I’m not in terrible company with my reaction to the collection. Glück herself writes, in the Author’s Note to The First Four Books of Poems, “Toward the poems of Firstborn, some written nearly 35 years ago, I try to cultivate an attitude of embarrassed tenderness.” Elsewhere in the same note, she writes, “the idea of revising old work seems odd to me, the spirit animating that work being no longer accessible. Some of the poems, chiefly those in Firstborn, might, in being reconstructed, evaporate.”

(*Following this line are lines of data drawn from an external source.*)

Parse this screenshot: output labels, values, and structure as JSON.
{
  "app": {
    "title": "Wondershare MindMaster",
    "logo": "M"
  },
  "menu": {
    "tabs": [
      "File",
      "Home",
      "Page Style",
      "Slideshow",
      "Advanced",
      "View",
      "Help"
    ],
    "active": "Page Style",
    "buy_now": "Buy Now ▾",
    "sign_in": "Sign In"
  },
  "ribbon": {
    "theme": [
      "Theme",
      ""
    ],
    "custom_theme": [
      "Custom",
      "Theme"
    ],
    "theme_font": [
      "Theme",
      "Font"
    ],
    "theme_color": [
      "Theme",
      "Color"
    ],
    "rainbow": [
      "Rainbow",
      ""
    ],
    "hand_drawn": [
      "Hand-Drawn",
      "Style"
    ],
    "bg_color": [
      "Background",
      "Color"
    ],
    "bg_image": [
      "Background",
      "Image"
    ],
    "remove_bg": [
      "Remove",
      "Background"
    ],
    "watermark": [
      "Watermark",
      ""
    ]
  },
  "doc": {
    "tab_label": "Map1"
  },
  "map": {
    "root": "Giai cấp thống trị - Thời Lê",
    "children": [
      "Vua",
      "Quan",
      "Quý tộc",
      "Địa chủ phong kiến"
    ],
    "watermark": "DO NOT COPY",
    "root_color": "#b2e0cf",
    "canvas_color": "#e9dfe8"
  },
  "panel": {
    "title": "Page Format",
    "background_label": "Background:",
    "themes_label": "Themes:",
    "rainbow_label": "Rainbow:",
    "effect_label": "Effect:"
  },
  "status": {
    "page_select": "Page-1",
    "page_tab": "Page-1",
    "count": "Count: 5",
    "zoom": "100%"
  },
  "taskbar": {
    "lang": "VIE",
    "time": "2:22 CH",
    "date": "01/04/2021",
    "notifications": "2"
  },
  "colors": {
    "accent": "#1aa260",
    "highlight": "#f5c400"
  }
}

That said, a number of the poems in the first section, “The Egg,” are scorpion-shaped. There’s a sting in the end, the last line or two, that whips back at and sometimes into the reader. The first poem, “The Chicago Train,” is like that, as are, for example, “Labor Day” and “Early December in Croton-on-Hudson.” The second section, “The Edge,” brings more character studies and brief sketches. Glück’s first-person narrators in this section are more obviously persons she has observed or imagined, people in various places and times, and particularly people at other stages of life than a somewhat newly married woman in her mid-20s. Whether that’s “Grandmother in the Garden” or “Pictures of the People in the War,” Glück is trying on other lives, working to give readers moments or perspectives from a wider range of folks. Some, though, were completely opaque to me. “Seconds” falls into that category; I can’t tell who’s speaking, who they’re talking to, or, largely, what they’re talking about. Is it a few seconds of domestic violence? Child abuse? Something else entirely? I think the final line is meant to be another scorpion sting, but I don’t know where it’s meant to land. Not every poem is meant to be comprehended; some are meant to be apprehended. In any event, I am not the intended audience for every poem, and it’s fine for some to remain opaque.

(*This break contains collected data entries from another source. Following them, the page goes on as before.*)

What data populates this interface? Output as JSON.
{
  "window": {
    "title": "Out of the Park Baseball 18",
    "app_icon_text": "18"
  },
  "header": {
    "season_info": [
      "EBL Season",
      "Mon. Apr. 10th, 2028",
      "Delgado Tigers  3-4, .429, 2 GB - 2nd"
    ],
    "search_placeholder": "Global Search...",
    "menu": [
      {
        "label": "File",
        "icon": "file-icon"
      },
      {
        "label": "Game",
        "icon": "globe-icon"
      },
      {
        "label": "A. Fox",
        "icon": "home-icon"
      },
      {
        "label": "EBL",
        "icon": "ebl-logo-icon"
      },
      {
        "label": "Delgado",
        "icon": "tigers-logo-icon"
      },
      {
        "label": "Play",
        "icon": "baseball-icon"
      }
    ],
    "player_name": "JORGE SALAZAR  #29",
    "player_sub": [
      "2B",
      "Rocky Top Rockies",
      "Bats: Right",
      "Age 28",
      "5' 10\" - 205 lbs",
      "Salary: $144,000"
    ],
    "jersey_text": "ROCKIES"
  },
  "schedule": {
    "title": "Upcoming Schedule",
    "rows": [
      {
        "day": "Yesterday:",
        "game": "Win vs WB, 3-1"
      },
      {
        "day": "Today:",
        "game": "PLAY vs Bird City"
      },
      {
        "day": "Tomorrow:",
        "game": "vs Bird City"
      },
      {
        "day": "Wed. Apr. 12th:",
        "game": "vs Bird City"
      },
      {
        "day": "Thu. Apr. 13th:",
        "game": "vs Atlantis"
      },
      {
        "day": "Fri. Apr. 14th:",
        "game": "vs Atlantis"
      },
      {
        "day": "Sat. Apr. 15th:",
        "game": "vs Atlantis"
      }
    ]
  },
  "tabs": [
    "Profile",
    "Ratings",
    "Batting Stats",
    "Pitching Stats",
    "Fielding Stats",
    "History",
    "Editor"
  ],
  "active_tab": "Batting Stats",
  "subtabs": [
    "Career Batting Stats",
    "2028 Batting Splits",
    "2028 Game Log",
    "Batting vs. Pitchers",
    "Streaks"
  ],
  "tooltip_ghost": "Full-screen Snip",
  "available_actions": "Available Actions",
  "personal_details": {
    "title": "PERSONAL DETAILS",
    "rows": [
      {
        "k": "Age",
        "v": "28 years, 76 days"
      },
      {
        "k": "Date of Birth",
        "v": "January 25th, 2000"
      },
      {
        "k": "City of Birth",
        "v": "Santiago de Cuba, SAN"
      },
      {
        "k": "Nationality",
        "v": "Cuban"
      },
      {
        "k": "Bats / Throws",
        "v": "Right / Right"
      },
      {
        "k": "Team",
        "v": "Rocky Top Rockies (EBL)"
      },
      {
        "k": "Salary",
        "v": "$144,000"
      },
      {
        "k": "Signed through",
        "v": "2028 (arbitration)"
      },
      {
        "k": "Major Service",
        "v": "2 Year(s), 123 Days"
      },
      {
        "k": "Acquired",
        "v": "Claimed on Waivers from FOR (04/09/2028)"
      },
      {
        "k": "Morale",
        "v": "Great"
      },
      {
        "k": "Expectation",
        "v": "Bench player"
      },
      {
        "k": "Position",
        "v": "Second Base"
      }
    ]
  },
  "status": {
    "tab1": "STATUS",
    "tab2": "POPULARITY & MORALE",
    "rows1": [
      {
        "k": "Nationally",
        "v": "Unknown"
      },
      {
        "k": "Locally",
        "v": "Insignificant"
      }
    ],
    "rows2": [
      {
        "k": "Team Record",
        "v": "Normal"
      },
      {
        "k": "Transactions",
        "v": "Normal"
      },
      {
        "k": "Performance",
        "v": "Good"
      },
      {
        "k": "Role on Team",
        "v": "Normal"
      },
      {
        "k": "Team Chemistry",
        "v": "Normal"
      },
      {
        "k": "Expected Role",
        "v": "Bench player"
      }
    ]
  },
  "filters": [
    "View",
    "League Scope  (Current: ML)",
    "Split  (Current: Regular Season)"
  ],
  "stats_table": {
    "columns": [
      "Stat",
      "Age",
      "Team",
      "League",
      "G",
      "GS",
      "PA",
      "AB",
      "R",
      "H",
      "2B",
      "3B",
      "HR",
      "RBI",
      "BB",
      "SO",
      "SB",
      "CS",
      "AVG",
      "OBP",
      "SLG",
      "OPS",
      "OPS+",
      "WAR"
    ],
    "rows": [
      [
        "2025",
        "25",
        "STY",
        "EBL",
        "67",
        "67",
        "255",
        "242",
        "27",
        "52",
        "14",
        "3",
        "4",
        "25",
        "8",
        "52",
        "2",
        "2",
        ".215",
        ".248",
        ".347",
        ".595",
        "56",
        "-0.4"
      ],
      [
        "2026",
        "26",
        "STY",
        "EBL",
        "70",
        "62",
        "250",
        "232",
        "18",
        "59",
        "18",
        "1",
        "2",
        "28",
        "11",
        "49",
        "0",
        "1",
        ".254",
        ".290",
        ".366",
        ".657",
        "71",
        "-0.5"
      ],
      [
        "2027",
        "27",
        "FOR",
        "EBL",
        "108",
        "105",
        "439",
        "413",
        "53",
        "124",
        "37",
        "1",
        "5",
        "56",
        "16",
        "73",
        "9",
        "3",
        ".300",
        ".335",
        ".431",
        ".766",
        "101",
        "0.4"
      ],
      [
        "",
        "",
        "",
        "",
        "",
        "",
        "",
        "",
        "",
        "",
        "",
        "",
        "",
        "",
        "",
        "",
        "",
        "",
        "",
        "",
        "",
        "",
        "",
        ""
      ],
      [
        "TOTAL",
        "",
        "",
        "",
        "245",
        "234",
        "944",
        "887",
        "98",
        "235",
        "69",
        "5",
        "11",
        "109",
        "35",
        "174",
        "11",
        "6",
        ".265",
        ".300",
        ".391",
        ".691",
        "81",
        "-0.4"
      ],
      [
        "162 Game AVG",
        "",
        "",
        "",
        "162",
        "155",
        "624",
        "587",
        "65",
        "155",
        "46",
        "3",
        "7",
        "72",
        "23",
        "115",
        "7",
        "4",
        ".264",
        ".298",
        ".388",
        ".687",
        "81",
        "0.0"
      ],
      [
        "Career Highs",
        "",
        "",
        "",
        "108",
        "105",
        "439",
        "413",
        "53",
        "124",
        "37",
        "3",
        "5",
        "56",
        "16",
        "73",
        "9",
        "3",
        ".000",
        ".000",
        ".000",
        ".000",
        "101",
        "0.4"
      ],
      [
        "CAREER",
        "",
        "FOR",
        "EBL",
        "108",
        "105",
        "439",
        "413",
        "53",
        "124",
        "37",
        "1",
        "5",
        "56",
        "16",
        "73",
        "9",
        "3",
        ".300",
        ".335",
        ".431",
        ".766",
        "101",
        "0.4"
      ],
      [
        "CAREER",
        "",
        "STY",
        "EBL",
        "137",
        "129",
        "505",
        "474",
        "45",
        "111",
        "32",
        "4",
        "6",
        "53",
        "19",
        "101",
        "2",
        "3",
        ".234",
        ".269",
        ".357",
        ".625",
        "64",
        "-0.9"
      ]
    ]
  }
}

The third section, “Cottonmouth Country” turns to places as the second turned to characters. Glück, though, is a nor’easter; real cottonmouth country is mostly beyond her range. “Meridian” neatly captures a languid summer afternoon on Long Island Sound. “The Tree House” catches a geography of memory rather than maps, while “Solstice” pairs place and time, whipping at the end from summer to winter’s icy sting. Glück closes with “Saturnalia,” a vision of Romans and empires ending, with people offering sacrifices for hoped-for future prosperity. Glück’s talent and writing prospered well past this initial collection, and I’m interested to trace more of her path.
1 comment
Hello, my name is Anna Orvin and I am currently analyzing and annotating ‘The Chicago Train’ By Louise Gluck. I was wondering if you could elaborate on what you think the poem is about.

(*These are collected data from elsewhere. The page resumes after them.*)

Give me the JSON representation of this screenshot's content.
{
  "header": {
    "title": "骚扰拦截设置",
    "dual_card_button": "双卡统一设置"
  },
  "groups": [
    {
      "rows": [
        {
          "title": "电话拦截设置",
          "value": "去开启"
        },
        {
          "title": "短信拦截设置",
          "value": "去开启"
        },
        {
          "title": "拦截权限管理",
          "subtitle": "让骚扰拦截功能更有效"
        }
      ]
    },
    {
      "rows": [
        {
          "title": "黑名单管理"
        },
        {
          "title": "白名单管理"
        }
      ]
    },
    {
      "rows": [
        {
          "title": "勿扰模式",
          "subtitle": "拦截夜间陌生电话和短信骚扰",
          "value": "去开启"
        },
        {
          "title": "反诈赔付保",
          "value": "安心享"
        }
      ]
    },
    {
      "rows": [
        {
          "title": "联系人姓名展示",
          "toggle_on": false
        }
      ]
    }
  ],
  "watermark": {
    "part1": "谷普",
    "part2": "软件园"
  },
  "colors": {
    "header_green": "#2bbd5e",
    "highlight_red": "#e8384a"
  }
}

From what I gathered, The Chicago Train is about an adult who witnessed his two parents overdosing in front of him, The story is being told through a dreamlike perspective as if he were a mere witness to his traumatic upbringing.
However I can determine my analysis until I solve one key detail in the poem and that is the line:
And they sat— as though paralysis receding death
Had nailed them there. ——>The track bent south.<—-
I saw her pulsing crotch… the lice rooted in that baby’s hair
I was wondering if you could please elaborate?